Trump, Seeking To Hold Jack Smith at Bay, Turns to Fani Willis for Help

The former president, in an unusual request, asks the district attorney to reach out to the special counsel.

AP/Jose Luis Magana
Special Counsel Jack Smith speaks to reporters on June 9, 2023, at the District of Columbia. AP/Jose Luis Magana

The request by President Trump that the district attorney of Fulton County, Fani Willis, contact Special Counsel Jack Smith, throws into sharp relief the strange bedfellows generated by the former president’s byzantine legal predicaments.

Both Ms. Willis, a state prosecutor, and Mr. Smith, a federal one, are prosecuting Mr. Trump for efforts to overturn the 2020 presidential election. The special counsel’s case is against Mr. Trump alone, while Ms. Willis, in a sprawling racketeering indictment, is levying charges against 18 others alongside the former president.  

Now, in a motion filed to Judge Scott McAfee at Atlanta, Mr. Trump asks Ms. Willis to contact Mr. Smith with the goal of obtaining evidentiary materials that could then be shared, via discovery, with the legal team defending Mr. Trump in Georgia. It appears that the former president believes that the material gathered at the District of Columbia could help him at Fulton County. 

In a statement to the Atlanta Journal-Constitution, an attorney for Mr. Trump, Steven Sadow, explains that his client is “seeking fair and reasonable means to protect his right to due process of law under the U.S. and Georgia Constitutions.” He adds that securing access to “relevant discovery contained in the files of the Special Counsel’s Office in D.C. will further support President Trump’s defense and make clear his innocence in the Fulton County case.”

Mr. Sadow explains to Judge McAfee that he attempted to reach out to Mr. Trump’s District of Columbia-based counsel, but was told that they could not share discovery material with him because of a protective order imposed by Judge Chutkan. That decree, which Mr. Trump opposed, comes at the request of Mr. Smith, who worries that the former president will broadcast the sensitive materials. 

If Mr. Smith forwarded the materials — Mr. Sadow notes that he does not yet want the records themselves, but just a list of what has been compiled thus far  — to Ms. Willis, though, they would escape Judge Chutkan’s jurisdiction. The district attorney, or so the strategy goes, would then be obligated to produce them to Mr. Trump.

That requirement is constitutional, derived from the 14th Amendment’s promise of due process as interpreted by a Supreme Court case, Brady v. Maryland. It rests solely with the government, which is mandated to turn over all material evidence that could be exculpatory for the defendant. It is no excuse to say that the defendant did not request it first. 
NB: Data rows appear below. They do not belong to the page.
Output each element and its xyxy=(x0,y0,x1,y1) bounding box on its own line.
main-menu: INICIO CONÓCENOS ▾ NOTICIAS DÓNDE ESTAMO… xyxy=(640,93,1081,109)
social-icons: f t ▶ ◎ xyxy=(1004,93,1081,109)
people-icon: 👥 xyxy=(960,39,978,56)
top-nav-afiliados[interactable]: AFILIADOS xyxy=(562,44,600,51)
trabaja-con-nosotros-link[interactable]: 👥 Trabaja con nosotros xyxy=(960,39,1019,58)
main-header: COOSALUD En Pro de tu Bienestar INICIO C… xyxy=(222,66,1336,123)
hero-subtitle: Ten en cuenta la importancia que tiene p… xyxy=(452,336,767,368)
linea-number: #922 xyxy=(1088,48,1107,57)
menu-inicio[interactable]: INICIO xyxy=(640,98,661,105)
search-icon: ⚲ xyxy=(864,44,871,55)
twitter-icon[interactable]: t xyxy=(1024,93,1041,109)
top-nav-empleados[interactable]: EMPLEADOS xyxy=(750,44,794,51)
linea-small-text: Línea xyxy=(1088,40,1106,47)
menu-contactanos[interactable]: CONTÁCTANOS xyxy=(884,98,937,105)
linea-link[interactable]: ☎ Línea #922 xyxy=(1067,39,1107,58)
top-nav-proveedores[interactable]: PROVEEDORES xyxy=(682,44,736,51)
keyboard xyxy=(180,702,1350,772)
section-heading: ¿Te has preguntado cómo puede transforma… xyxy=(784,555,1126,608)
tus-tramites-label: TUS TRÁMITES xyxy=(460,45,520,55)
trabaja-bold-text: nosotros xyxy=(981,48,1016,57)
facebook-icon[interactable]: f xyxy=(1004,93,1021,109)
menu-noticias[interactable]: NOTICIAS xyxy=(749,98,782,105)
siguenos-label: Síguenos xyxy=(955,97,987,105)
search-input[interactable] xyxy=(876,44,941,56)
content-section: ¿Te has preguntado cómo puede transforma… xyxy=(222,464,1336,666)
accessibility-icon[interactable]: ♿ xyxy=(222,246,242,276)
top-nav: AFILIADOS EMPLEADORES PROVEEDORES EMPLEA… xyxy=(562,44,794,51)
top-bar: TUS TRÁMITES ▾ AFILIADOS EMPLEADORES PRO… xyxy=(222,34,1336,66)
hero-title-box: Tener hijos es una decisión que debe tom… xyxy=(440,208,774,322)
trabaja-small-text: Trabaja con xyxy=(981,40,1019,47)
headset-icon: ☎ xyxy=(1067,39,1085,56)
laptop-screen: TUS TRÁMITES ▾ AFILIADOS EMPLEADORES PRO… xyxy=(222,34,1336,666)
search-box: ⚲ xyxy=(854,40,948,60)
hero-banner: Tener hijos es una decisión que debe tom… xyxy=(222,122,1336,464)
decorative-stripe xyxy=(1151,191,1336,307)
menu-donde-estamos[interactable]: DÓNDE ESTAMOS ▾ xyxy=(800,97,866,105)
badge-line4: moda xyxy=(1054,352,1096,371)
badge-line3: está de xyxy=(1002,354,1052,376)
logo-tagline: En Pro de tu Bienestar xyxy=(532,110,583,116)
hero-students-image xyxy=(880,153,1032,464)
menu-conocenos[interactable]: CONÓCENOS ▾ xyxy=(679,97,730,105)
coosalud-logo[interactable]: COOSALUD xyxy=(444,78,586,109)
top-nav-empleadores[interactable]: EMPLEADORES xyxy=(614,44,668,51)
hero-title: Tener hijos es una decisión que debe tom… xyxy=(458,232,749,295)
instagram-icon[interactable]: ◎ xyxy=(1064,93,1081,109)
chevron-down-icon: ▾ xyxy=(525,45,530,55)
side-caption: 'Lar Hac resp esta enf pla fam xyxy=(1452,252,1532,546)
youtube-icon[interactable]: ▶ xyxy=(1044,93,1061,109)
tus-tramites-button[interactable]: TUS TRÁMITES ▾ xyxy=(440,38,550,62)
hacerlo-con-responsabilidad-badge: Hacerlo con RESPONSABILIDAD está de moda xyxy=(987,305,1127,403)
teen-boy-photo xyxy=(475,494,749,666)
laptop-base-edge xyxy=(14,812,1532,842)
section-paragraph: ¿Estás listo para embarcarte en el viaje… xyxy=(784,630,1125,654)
The Department of Justice, which employs Mr. Smith, in an “FBI Law Enforcement Bulletin,” explains that the requirement “imposes a substantial burden on police and prosecutors to be alert to the existence of such evidence and to be sensitive to their duty to disclose.” A violation of this duty results in charges being dropped. 

Judge Chutkan’s protective order means that Mr. Trump’s attorneys in Mr. Smith’s case cannot share those materials with the former president’s attorneys in his other legal matters. Mr. Sadow’s request for materials “relating to witnesses the DA’s office may call at trial or bearing on factual issues raised by the charges in the indictment likely to be in dispute at trial” testifies to the overlap between the cases. 

Mr. Sadow suggests that the request that Mr. Smith and Ms. Willis open an evidentiary channel be discussed at a hearing scheduled for December 1. The district attorney has proposed an August 5 trial date for Mr. Trump and his co-defendants, a timeline to which Mr. Sadow has objected to as unduly hasty. Mr. Smith’s trial before Judge Chutkan is set for March 4.    

Ms. Willis and Mr. Smith do not appear to have an extensive history. In July, Ms. Willis told an Atlanta radio station, WABE, that “I don’t know what Jack Smith is doing and Jack Smith doesn’t know what I’m doing. “In all honesty, if Jack Smith was standing next to me, I’m not sure I would know who he was. My guess is he probably can’t pronounce my name correctly.”